The characters that surround Dale and Brennan, too, often border on the intolerable, especially Adam Cook as Brennan’s cocky younger brother and Rob Riggle as his toady co-worker. These two play broad caricatures that undermine the hints of humanity that Farrell and O’Reilly bring to their characters. By the end of the movie, I seriously wanted someone to just stab Rob Riggle’s character and put me out of my misery.

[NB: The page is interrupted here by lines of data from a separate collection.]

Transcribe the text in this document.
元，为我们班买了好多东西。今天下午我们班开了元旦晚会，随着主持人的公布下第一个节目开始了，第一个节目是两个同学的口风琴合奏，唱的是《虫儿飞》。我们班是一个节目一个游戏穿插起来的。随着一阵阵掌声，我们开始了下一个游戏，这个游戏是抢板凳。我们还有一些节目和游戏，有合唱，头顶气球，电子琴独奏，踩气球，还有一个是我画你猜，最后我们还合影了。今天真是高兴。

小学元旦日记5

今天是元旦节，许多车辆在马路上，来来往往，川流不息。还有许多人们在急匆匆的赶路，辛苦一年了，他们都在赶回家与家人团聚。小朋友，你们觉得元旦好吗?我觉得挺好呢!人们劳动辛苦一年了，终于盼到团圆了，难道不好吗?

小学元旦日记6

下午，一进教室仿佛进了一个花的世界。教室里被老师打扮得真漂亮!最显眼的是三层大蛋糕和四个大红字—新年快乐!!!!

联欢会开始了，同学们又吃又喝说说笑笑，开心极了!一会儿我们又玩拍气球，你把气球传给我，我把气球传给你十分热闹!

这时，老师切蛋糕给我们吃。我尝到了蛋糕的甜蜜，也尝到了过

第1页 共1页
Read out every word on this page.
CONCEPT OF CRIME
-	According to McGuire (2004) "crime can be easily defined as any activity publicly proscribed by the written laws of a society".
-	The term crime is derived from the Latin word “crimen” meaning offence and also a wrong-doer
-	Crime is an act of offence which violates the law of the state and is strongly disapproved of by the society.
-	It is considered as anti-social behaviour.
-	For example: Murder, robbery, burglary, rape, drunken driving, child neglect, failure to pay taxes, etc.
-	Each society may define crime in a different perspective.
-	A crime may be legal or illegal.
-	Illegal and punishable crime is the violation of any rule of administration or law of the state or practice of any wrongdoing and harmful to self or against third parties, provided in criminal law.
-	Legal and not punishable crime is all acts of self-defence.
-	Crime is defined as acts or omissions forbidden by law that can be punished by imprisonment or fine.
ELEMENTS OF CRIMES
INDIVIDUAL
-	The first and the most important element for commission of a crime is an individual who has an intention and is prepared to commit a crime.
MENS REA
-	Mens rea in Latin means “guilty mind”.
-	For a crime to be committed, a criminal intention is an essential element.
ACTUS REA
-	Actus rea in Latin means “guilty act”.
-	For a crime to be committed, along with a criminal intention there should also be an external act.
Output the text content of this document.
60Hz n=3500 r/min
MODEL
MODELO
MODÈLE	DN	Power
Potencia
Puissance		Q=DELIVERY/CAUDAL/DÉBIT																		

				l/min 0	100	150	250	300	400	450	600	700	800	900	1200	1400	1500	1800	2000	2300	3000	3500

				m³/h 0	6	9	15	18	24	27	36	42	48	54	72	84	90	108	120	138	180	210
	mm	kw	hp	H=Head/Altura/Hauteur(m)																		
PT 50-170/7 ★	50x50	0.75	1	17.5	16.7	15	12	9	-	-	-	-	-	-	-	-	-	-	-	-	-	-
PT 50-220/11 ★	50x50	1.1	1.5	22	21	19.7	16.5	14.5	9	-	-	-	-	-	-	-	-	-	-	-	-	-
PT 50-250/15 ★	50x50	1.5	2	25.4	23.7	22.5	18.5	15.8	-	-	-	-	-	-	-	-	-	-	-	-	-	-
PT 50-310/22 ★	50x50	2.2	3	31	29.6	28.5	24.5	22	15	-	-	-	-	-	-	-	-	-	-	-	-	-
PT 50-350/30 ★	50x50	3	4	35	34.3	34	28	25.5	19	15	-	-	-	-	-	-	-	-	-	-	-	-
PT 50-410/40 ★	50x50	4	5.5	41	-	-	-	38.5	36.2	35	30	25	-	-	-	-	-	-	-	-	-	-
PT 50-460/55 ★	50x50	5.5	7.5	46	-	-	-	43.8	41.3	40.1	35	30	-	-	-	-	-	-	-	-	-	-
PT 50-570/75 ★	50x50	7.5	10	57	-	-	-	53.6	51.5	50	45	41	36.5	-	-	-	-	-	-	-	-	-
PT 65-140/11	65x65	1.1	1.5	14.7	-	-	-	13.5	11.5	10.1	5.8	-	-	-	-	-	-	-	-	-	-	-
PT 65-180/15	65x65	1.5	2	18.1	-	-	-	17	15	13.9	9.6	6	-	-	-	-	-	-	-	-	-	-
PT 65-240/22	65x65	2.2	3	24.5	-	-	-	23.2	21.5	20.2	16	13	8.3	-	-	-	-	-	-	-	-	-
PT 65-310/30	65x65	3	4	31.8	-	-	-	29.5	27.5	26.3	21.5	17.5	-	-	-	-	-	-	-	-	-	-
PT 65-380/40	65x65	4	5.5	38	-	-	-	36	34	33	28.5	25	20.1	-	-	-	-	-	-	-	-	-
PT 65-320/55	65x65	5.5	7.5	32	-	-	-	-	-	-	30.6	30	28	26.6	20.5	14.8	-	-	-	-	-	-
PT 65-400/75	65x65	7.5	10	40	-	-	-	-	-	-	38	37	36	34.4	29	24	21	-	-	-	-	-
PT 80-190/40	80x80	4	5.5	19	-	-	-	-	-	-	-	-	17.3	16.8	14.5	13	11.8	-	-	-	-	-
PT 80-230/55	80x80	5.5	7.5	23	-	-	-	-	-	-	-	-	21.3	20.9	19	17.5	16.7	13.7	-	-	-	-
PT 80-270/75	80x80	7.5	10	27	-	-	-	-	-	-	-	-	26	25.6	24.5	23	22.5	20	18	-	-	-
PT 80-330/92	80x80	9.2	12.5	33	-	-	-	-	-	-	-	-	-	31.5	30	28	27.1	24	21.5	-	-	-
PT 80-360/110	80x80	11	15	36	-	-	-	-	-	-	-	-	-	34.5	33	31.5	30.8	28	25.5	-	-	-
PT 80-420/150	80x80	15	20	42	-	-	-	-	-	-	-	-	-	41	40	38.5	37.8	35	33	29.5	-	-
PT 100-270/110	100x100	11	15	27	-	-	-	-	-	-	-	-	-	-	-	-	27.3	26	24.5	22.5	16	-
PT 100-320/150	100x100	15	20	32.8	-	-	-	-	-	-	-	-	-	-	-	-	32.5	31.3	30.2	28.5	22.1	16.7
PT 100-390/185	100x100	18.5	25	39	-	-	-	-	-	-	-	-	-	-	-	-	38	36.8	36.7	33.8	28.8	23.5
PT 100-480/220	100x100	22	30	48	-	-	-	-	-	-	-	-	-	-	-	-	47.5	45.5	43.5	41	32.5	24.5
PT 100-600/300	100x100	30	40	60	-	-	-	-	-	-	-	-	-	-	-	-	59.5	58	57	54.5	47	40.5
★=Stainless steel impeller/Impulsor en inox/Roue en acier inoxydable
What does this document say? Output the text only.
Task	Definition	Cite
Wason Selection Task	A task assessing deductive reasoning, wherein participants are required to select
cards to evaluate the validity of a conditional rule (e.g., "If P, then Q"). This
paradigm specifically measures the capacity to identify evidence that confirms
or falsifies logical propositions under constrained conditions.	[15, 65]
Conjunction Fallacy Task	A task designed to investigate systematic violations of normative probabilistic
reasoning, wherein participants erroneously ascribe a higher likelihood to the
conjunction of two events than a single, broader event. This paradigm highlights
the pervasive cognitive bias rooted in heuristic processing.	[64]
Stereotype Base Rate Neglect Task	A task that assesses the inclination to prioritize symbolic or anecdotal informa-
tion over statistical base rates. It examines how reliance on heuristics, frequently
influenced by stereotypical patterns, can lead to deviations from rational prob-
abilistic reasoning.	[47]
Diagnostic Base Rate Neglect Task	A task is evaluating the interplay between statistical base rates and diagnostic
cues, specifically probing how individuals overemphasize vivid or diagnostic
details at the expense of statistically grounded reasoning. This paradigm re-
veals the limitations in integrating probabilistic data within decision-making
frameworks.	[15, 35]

There are also those moments that leave you scratching your head in bewilderment. How did two intelligent, successful people like Robert and Nancy allow this situation with their sons to go on as long as it has? Okay, Nancy is clearly a coddling enabler, but surely Robert would have snapped long before this. How could Brennan’s younger brother beat him at the talent show in high school by lip syncing to “Ice Ice Baby” if Brennan is 39? I was a sophomore in college when that song came out, and I am a few years younger than 39. Something like that is just sloppy script work, and I would expect better from Farrell and his co-writer (and director) Adam McKay.
Overall, Step-Brothers is in no way a great film, but its moments of inspired humor make it worth a viewing. Just wear your baseball cap and shades so no one will see you laughing at things you’d be ashamed to admit you found funny.